Une étape décisive a été franchie dans l’assainissement du paysage culturel camerounais ce 20 août 2026. La SCDV était jusqu’ici minée par de nombreux problèmes : non-paiement des redevances par les diffuseurs (médias, hôtels), méconnaissance des droits voisins souvent confondus avec le droit d’auteur, ou encore manque de données de diffusion pour un calcul et une répartition équitables. À cela s’ajoutaient la méfiance des artistes liée à l’instabilité historique de la gestion collective, le piratage et l’ampleur du secteur informel rendant la traçabilité des œuvres complexe, sans oublier les récurrentes tensions sur le montant et la répartition des redevances. Par ailleurs, la gestion des adhésions, les critères de classification des membres et les échéances électives ravivaient constamment les rivalités de leadership. Face à ces défis majeurs — et alors que la digitalisation et la transparence des collectes deviennent indispensables pour répondre aux attentes de paiements réguliers aux normes internationales —, le MINAC a convoqué les OGC afin de baliser les pistes d’une gestion plus saine et rigoureuse.

Que dit la loi ? 

Au cours de cette audience, il a tout d’abord été question de rappeler le cadre juridique régissant cette activité. S’appuyant sur la Loi n°2000/011 du 19 décembre 2000 et le Décret n°2015/3979/PM du 25 septembre 2015, l’Inspecteur général du MINAC, Mme Ngeh Rekia, a rappelé le rôle tutélaire inaliénable de l’État. En tant qu’architecte des textes, garant de la légalité et régulateur, le Ministère intervient de la naissance à l’extinction des OGC, veillant scrupuleusement à la protection des intérêts patrimoniaux des créateurs.

Toilettage réussi 

Par la suite, un travail rigoureux de vérification et de toilettage du répertoire de la SCDV a été présenté par M. Lobe Richard, Président du groupe de travail mis en place par le MINAC. Après l’élimination des doublons et le retrait des membres décédés, le fichier retenu compte désormais 1 498 membres. Sur les 558 souscriptions enregistrées via les services déconcentrés du MINAC, 387 souscripteurs authentifiés ont été retenus, dépassant ainsi le quorum légal requis du tiers (366 signatures). Ce processus ouvre la voie à la convocation imminente d’une Assemblée Générale Extraordinaire Élective afin de mettre fin à la gestion informelle de la SCDV et de revenir à l’orthodoxie de ses missions : assurer une redistribution juste, équitable et régulière des redevances aux ayants droit, comme l’a souligné le Pr François Edimo, Président de la CCOGC.

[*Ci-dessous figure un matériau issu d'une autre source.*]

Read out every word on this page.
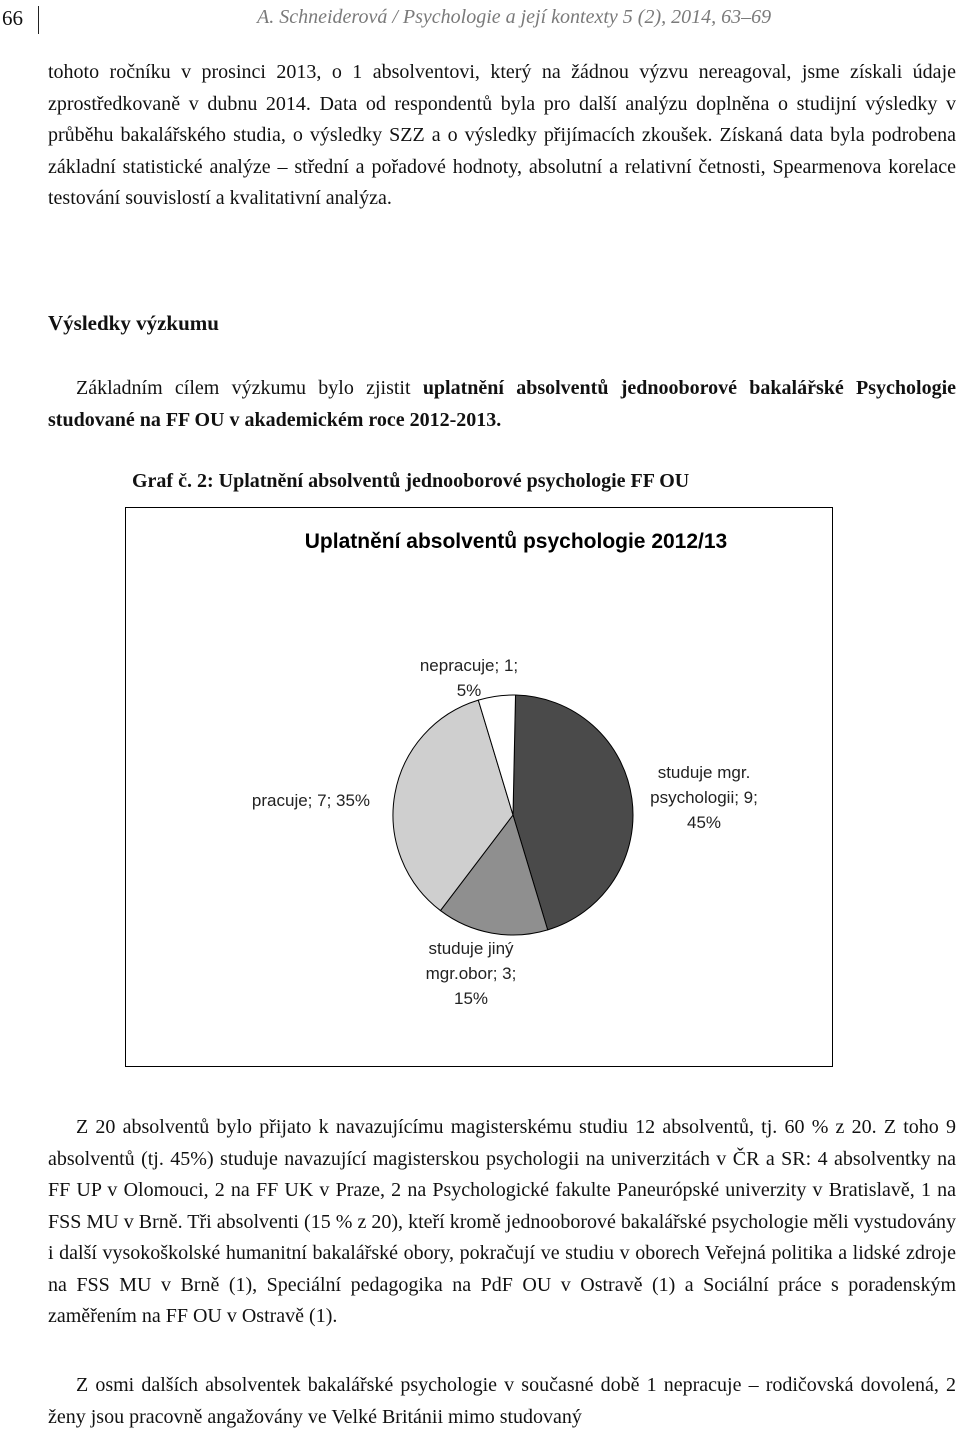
66	A. Schneiderová / Psychologie a její kontexty 5 (2), 2014, 63–69

tohoto ročníku v prosinci 2013, o 1 absolventovi, který na žádnou výzvu nereagoval, jsme získali údaje zprostředkovaně v dubnu 2014. Data od respondentů byla pro další analýzu doplněna o studijní výsledky v průběhu bakalářského studia, o výsledky SZZ a o výsledky přijímacích zkoušek. Získaná data byla podrobena základní statistické analýze – střední a pořadové hodnoty, absolutní a relativní četnosti, Spearmenova korelace testování souvislostí a kvalitativní analýza.

Výsledky výzkumu

Základním cílem výzkumu bylo zjistit uplatnění absolventů jednooborové bakalářské Psychologie studované na FF OU v akademickém roce 2012-2013.

Graf č. 2: Uplatnění absolventů jednooborové psychologie FF OU
Uplatnění absolventů psychologie 2012/13
studuje mgr. psychologii; 9; 45%
studuje jiný mgr.obor; 3; 15%
pracuje; 7; 35%
nepracuje; 1; 5%

Z 20 absolventů bylo přijato k navazujícímu magisterskému studiu 12 absolventů, tj. 60 % z 20. Z toho 9 absolventů (tj. 45%) studuje navazující magisterskou psychologii na univerzitách v ČR a SR: 4 absolventky na FF UP v Olomouci, 2 na FF UK v Praze, 2 na Psychologické fakulte Paneurópské univerzity v Bratislavě, 1 na FSS MU v Brně. Tři absolventi (15 % z 20), kteří kromě jednooborové bakalářské psychologie měli vystudovány i další vysokoškolské humanitní bakalářské obory, pokračují ve studiu v oborech Veřejná politika a lidské zdroje na FSS MU v Brně (1), Speciální pedagogika na PdF OU v Ostravě (1) a Sociální práce s poradenským zaměřením na FF OU v Ostravě (1).

Z osmi dalších absolventek bakalářské psychologie v současné době 1 nepracuje – rodičovská dovolená, 2 ženy jsou pracovně angažovány ve Velké Británii mimo studovaný
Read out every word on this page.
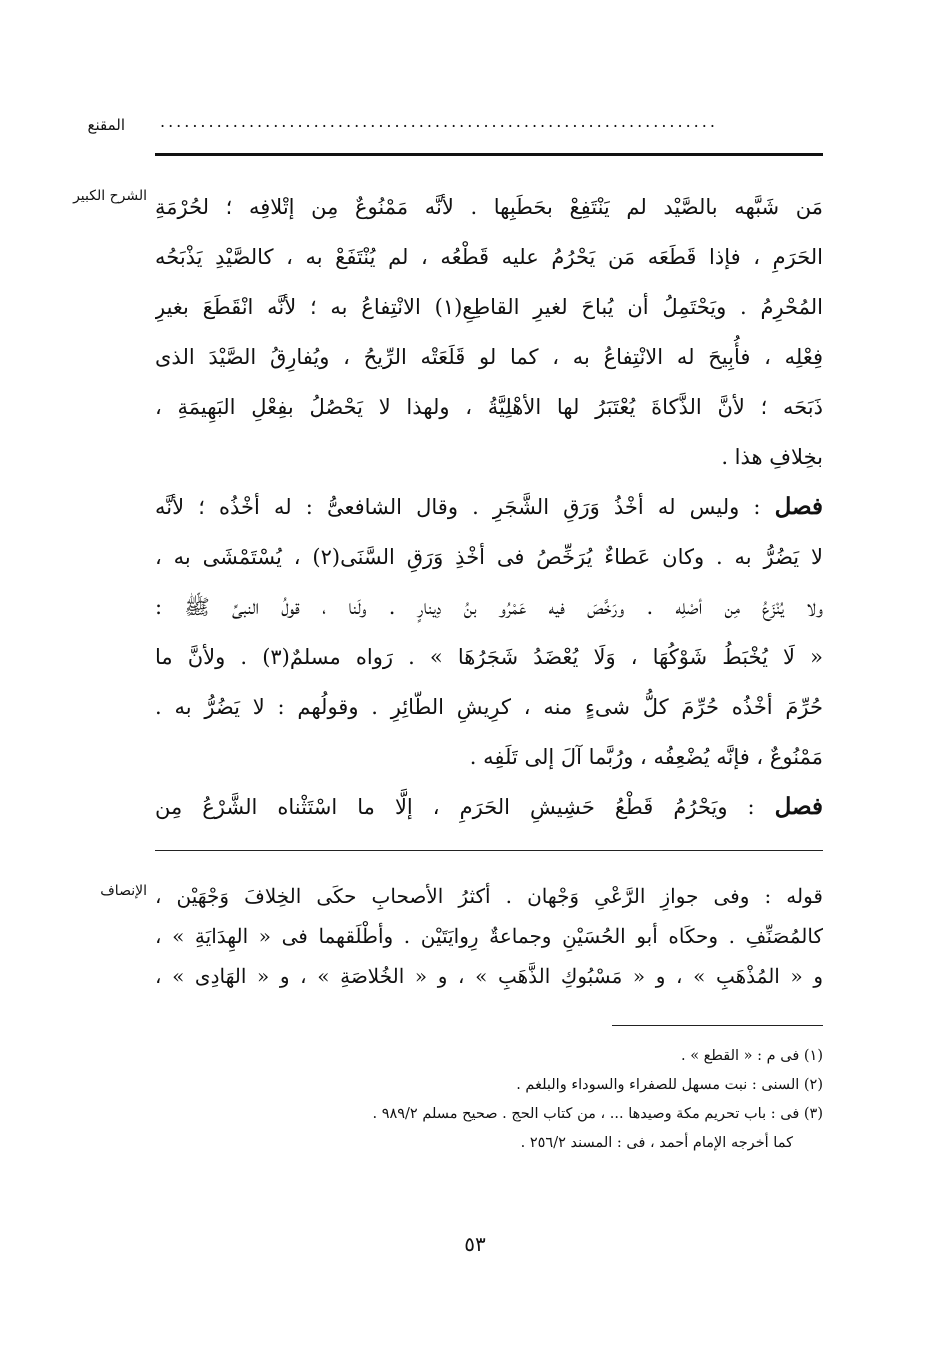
المقنع .....................................................................
الشرح الكبير مَن شَبَّهه بالصَّيْد لم يَنْتَفِعْ بحَطَبِها . لأنَّه مَمْنُوعٌ مِن إتْلافِه ؛ لحُرْمَةِ
الحَرَمِ ، فإذا قَطَعَه مَن يَحْرُمُ عليه قَطْعُه ، لم يُنْتَفَعْ به ، كالصَّيْدِ يَذْبَحُه
المُحْرِمُ . ويَحْتَمِلُ أن يُباحَ لغيرِ القاطِعِ(١) الانْتِفاعُ به ؛ لأنَّه انْقَطَعَ بغيرِ
فِعْلِه ، فأُبِيحَ له الانْتِفاعُ به ، كما لو قَلَعَتْه الرِّيحُ ، ويُفارِقُ الصَّيْدَ الذى
ذَبَحَه ؛ لأنَّ الذَّكاةَ يُعْتَبَرُ لها الأهْلِيَّةُ ، ولهذا لا يَحْصُلُ بفِعْلِ البَهِيمَةِ ،
بخِلافِ هذا .
فصل : وليس له أخْذُ وَرَقِ الشَّجَرِ . وقال الشافعىُّ : له أخْذُه ؛ لأنَّه
لا يَضُرُّ به . وكان عَطاءٌ يُرَخِّصُ فى أخْذِ وَرَقِ السَّنَى(٢) ، يُسْتَمْشَى به ،
ولا يُنْزَعُ مِن أصْلِه . ورَخَّصَ فيه عَمْرُو بنُ دِينارٍ . ولَنا ، قولُ النبىِّ ﷺ :
« لَا يُخْبَطُ شَوْكُهَا ، وَلَا يُعْضَدُ شَجَرُهَا » . رَواه مسلمٌ(٣) . ولأنَّ ما
حُرِّمَ أخْذُه حُرِّمَ كلُّ شىءٍ منه ، كرِيشِ الطّائِرِ . وقولُهم : لا يَضُرُّ به .
مَمْنُوعٌ ، فإنَّه يُضْعِفُه ، ورُبَّما آلَ إلى تَلَفِه .
فصل : ويَحْرُمُ قَطْعُ حَشِيشِ الحَرَمِ ، إلَّا ما اسْتَثْناه الشَّرْعُ مِن
الإنصاف قوله : وفى جوازِ الرَّعْىِ وَجْهان . أكثرُ الأصحابِ حكَى الخِلافَ وَجْهَيْن ،
كالمُصَنِّفِ . وحكَاه أبو الحُسَيْنِ وجماعةٌ رِوايَتَيْن . وأطْلَقهما فى « الهِدَايَةِ » ،
و « المُذْهَبِ » ، و « مَسْبُوكِ الذَّهَبِ » ، و « الخُلاصَةِ » ، و « الهَادِى » ،
(١) فى م : « القطع » .
(٢) السنى : نبت مسهل للصفراء والسوداء والبلغم .
(٣) فى : باب تحريم مكة وصيدها ... ، من كتاب الحج . صحيح مسلم ٩٨٩/٢ .
كما أخرجه الإمام أحمد ، فى : المسند ٢٥٦/٢ .
٥٣
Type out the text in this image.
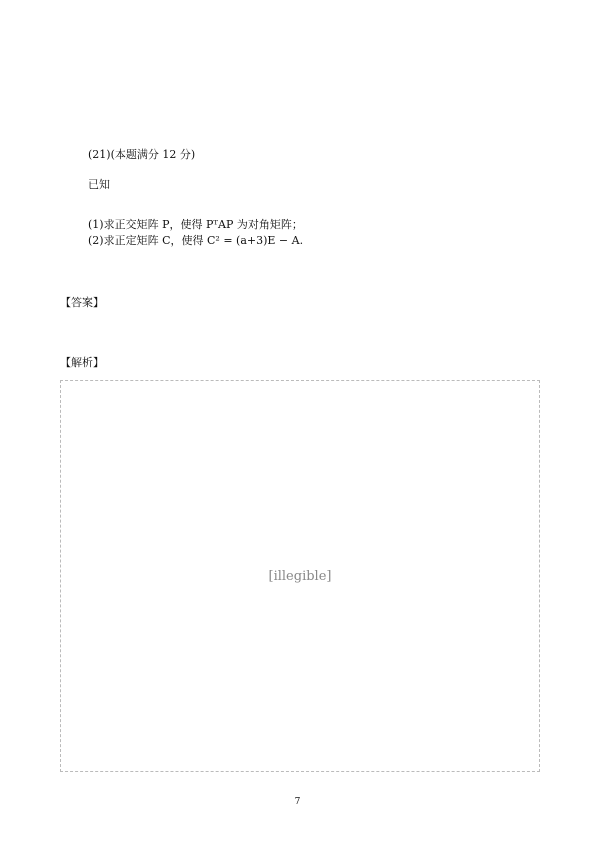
(21)(本题满分 12 分)
已知
(1)求正交矩阵 P，使得 PᵀAP 为对角矩阵；
(2)求正定矩阵 C，使得 C² = (a+3)E − A.
【答案】
【解析】
[illegible]
7
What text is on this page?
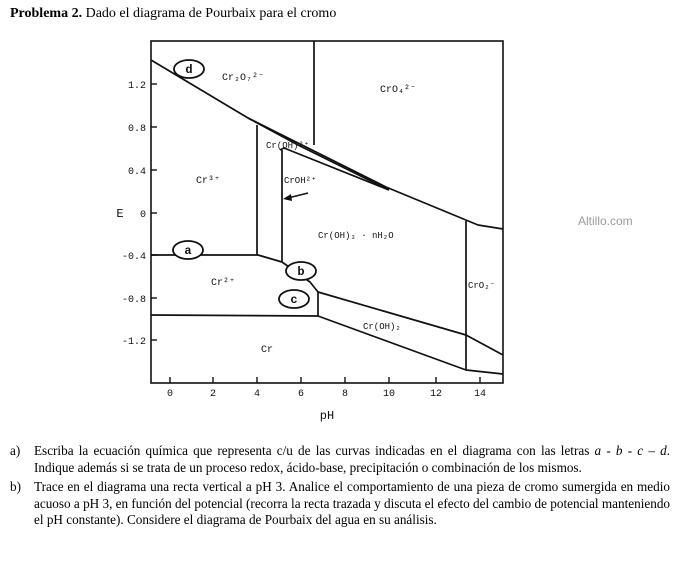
Problema 2. Dado el diagrama de Pourbaix para el cromo
1.2
0.8
0.4
0
-0.4
-0.8
-1.2
0	2	4	6	8	10	12	14
E
pH
Cr₂O₇²⁻
CrO₄²⁻
Cr(OH)²⁺
Cr³⁺	CrOH²⁺
Cr(OH)₃ · nH₂O
Cr²⁺	CrO₂⁻
Cr(OH)₂
Cr
d
a
b
c
Altillo.com
a) Escriba la ecuación química que representa c/u de las curvas indicadas en el diagrama con las letras a - b - c – d. Indique además si se trata de un proceso redox, ácido-base, precipitación o combinación de los mismos.
b) Trace en el diagrama una recta vertical a pH 3. Analice el comportamiento de una pieza de cromo sumergida en medio acuoso a pH 3, en función del potencial (recorra la recta trazada y discuta el efecto del cambio de potencial manteniendo el pH constante). Considere el diagrama de Pourbaix del agua en su análisis.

À l’issue des échanges, le Ministre Bidoung Kpwatt a fixé une feuille de route stricte pour sortir la société des querelles intestines et des procédures judiciaires paralysantes :

L’organisation prochaine de l’Assemblée générale extraordinaire élective destinée au renouvellement des organes statutaires ;

Le respect strict des textes : le Président de la CCOGC et ses collaborateurs devront veiller au respect des textes applicables, à la responsabilité et au professionnalisme de tous les intervenants ;

Un climat apaisé : l’Assemblée générale devra se dérouler dans un cadre inclusif, impartial et transparent ;

L’encadrement institutionnel : la CCOGC jouera pleinement son rôle de suivi du processus jusqu’à son terme en garantissant l’objectivité et l’équité ;

Le retour d’expérience : la nécessité de tirer les leçons des difficultés passées pour définir de nouvelles orientations et améliorer durablement la gestion collective ;

L’appel à la responsabilité : une invitation adressée aux responsables des OGC à faire preuve d’un sens élevé du devoir, à rassembler les artistes autour d’un idéal commun et à œuvrer à l’amélioration de leurs conditions de vie et de travail.

Le maçon est désormais attendu au pied du mur.